# best place in indonesia for outdoor recreation and job opportunity



## j.gillette1986 (Jan 5, 2014)

Hello I've recently moved to Surabaya to take a TEFL course. After the course I want to teach English in this country. I want to know of somewhere in this country with opportunities for English teaching, hiking, and ocean swimming all in relatively close proximity to each other. Obviously, this is not Surabaya. In the other countries I've lived in this combination has been available. I'm hoping someone could tell me where to find this kind of place in Indonesia. Try not to mention Bali; I'm not looking for a party scene. Also Bali is the one choice someone who has never been to Indonesia could mention. I'm looking for answers from people who have traveled Indonesia and could give me an name of a place that wouldn't be readily available in a google search.


----------



## leyocash (Apr 21, 2014)

j.gillette1986 said:


> Hello I've recently moved to Surabaya to take a TEFL course. After the course I want to teach English in this country. I want to know of somewhere in this country with opportunities for English teaching, hiking, and ocean swimming all in relatively close proximity to each other.

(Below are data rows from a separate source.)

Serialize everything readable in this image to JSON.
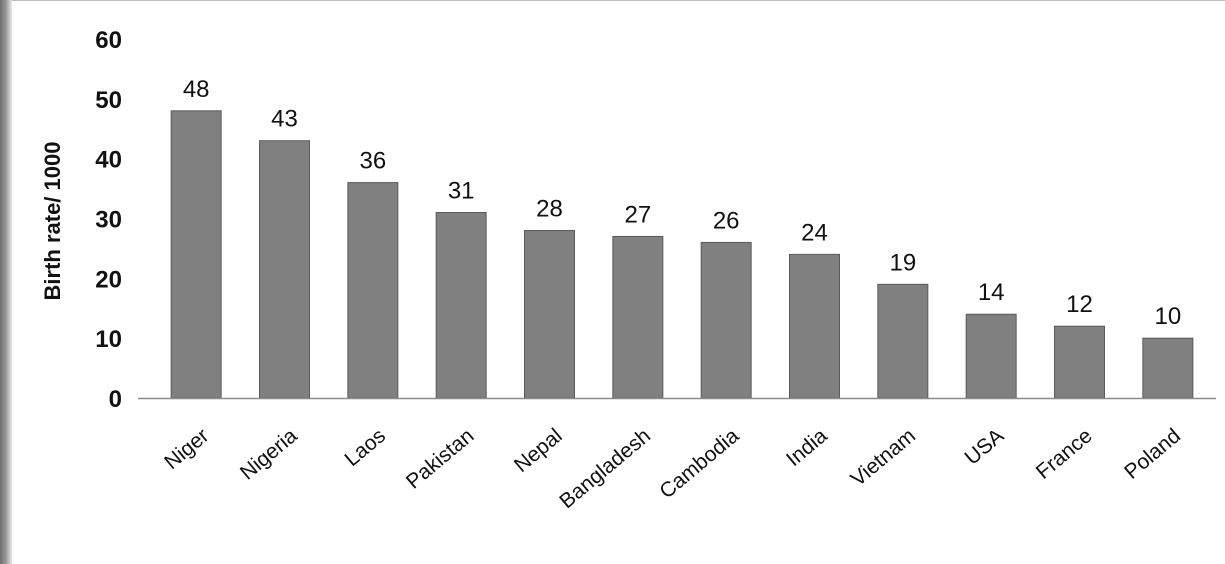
{
  "chart_data": {
    "type": "bar",
    "title": "",
    "xlabel": "",
    "ylabel": "Birth rate/ 1000",
    "ylim": [
      0,
      60
    ],
    "yticks": [
      0,
      10,
      20,
      30,
      40,
      50,
      60
    ],
    "grid": false,
    "categories": [
      "Niger",
      "Nigeria",
      "Laos",
      "Pakistan",
      "Nepal",
      "Bangladesh",
      "Cambodia",
      "India",
      "Vietnam",
      "USA",
      "France",
      "Poland"
    ],
    "values": [
      48,
      43,
      36,
      31,
      28,
      27,
      26,
      24,
      19,
      14,
      12,
      10
    ],
    "data_labels": true,
    "colors": {
      "bar": "#808080",
      "bar_edge": "#5a5a5a",
      "axis": "#8c8c8c",
      "text": "#111111"
    }
  }
}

Obviously, this is not Surabaya. In the other countries I've lived in this combination has been available. I'm hoping someone could tell me where to find this kind of place in Indonesia. Try not to mention Bali; I'm not looking for a party scene. Also Bali is the one choice someone who has never been to Indonesia could mention. I'm looking for answers from people who have traveled Indonesia and could give me an name of a place that wouldn't be readily available in a google search.


Hello, i thing yogyakarta city that u can english teaching n learning, hiking n ocean swimming also..u must looking city in java island, not in outside java to take a TEFL course..hope answer ur question..


----------



## kaimouse (Jul 17, 2014)

I agree - Yogya is between mount Merapi and the sea (though the closest beach - Parangtritis is really no good for swimming). Hiking, swimming available within a decent drive (like an hourish depending on which part of the city you choose to live in). And it has a large community of students and many large English language schools.

Good luck!


----------